The way you posed your query you will get a Cartesian_product. That is to say, you will get a combination of all rows from the `candidates` table with all rows in the `approvals` table, like this:

Code:

candidates        | approvals
------------------------------
cid | agency_code | cid       
------------------|-----------
1   | 3           | 4
1   | 3           | 5
1   | 3           | 8
2   | 3           | 4
2   | 3           | 5
2   | 3           | 8
3   | 2           | 4
3   | 2           | 5
3   | 2           | 8
4   | 1           | 4
4   | 1           | 5
4   | 1           | 8
5   | 3           | 4
5   | 3           | 5
5   | 3           | 8
6   | 4           | 4
6   | 4           | 5
6   | 4           | 8
7   | 4           | 4
7   | 4           | 5
7   | 4           | 8
8   | 1           | 4
8   | 1           | 5
8   | 1           | 8

So when you query with = you will get all rows I've highlighted in red above, which is what you expected (even though it's not the correct way to achieve it, the correct way would be to use an INNER JOIN). No when you change = to <> you will get all the rows for which the agency_code is 3 and the first column of the table above isn't equal to the last column, which is pretty much most of the rows that have agency_code = 3.

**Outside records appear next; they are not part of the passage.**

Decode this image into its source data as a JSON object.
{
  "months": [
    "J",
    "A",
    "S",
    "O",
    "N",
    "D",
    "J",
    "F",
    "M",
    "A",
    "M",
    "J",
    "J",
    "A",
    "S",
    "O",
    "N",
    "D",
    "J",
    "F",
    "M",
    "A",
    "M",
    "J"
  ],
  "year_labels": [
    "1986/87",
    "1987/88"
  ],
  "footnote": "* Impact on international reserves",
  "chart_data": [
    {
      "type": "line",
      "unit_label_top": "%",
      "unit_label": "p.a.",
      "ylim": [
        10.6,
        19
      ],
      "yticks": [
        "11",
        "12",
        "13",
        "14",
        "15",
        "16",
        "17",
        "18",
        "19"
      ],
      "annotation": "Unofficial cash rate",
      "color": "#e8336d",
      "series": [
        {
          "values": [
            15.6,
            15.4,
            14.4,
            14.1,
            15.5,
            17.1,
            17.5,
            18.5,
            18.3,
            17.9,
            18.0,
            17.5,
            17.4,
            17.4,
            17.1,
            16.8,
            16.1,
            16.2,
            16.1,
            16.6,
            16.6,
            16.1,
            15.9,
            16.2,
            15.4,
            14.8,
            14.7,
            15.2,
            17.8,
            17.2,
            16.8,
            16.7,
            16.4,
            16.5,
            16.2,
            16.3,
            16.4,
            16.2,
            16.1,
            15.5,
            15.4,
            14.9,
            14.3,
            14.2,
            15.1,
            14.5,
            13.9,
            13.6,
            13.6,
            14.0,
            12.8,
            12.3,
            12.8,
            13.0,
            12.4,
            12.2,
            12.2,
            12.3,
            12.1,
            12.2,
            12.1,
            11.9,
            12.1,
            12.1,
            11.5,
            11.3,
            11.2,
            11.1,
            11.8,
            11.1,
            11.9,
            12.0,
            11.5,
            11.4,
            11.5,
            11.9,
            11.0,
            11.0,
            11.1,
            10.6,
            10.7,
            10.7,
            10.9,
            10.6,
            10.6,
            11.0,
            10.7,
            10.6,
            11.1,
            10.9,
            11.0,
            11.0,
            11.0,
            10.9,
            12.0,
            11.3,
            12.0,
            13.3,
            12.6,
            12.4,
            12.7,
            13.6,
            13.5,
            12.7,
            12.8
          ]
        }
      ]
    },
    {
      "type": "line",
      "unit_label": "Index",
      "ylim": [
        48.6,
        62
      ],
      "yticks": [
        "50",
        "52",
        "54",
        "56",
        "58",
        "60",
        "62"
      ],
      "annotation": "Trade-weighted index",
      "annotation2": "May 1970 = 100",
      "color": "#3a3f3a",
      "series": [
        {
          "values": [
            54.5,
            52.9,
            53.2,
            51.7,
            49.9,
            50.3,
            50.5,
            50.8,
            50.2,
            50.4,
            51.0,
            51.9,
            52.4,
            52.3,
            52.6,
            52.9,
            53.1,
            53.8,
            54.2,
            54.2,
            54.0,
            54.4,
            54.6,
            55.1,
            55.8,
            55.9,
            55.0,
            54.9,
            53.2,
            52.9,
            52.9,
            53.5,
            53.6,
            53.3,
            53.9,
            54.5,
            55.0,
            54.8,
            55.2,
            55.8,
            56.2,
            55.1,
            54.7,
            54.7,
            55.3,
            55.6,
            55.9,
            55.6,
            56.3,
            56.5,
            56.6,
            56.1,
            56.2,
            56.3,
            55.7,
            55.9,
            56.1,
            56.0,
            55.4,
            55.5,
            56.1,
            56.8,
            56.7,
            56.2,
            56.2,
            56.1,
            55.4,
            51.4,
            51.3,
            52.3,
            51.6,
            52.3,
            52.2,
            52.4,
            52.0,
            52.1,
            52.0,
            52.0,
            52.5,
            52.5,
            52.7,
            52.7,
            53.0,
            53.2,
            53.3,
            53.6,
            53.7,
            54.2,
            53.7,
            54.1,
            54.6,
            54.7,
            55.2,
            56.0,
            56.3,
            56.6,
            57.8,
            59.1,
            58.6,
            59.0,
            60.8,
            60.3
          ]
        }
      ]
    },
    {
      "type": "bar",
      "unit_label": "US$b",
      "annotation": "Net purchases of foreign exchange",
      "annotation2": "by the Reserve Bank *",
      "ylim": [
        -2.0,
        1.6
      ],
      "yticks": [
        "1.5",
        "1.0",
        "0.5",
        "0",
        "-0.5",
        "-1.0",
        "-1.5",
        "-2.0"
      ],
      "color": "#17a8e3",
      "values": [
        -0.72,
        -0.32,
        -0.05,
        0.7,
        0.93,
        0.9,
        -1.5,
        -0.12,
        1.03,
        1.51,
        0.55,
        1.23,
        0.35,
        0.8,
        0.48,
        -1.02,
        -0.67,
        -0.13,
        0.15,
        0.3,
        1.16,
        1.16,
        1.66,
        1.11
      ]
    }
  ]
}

To visualise, these are the rows you get back from that query:

Code:

candidates        | approvals
------------------------------
cid | agency_code | cid       
------------------|-----------
1   | 3           | 4
1   | 3           | 5
1   | 3           | 8
2   | 3           | 4
2   | 3           | 5
2   | 3           | 8
3   | 2           | 4
3   | 2           | 5
3   | 2           | 8
4   | 1           | 4
4   | 1           | 5
4   | 1           | 8
5   | 3           | 4
5   | 3           | 5
5   | 3           | 8
6   | 4           | 4
6   | 4           | 5
6   | 4           | 8
7   | 4           | 4
7   | 4           | 5
7   | 4           | 8
8   | 1           | 4
8   | 1           | 5
8   | 1           | 8

[r937]

another way...

Code:

SELECT something
     , anything
     , just_not_the_dreaded_select_star
  FROM candidates
LEFT OUTER
  JOIN approvals
    ON approvals.cid = candidates.cid  
 WHERE candidates.agency_code = 3
   AND approvals.cid IS NULL

[afridy]

Thanks so much guys,
very useful post. i have lot to take from this thread!!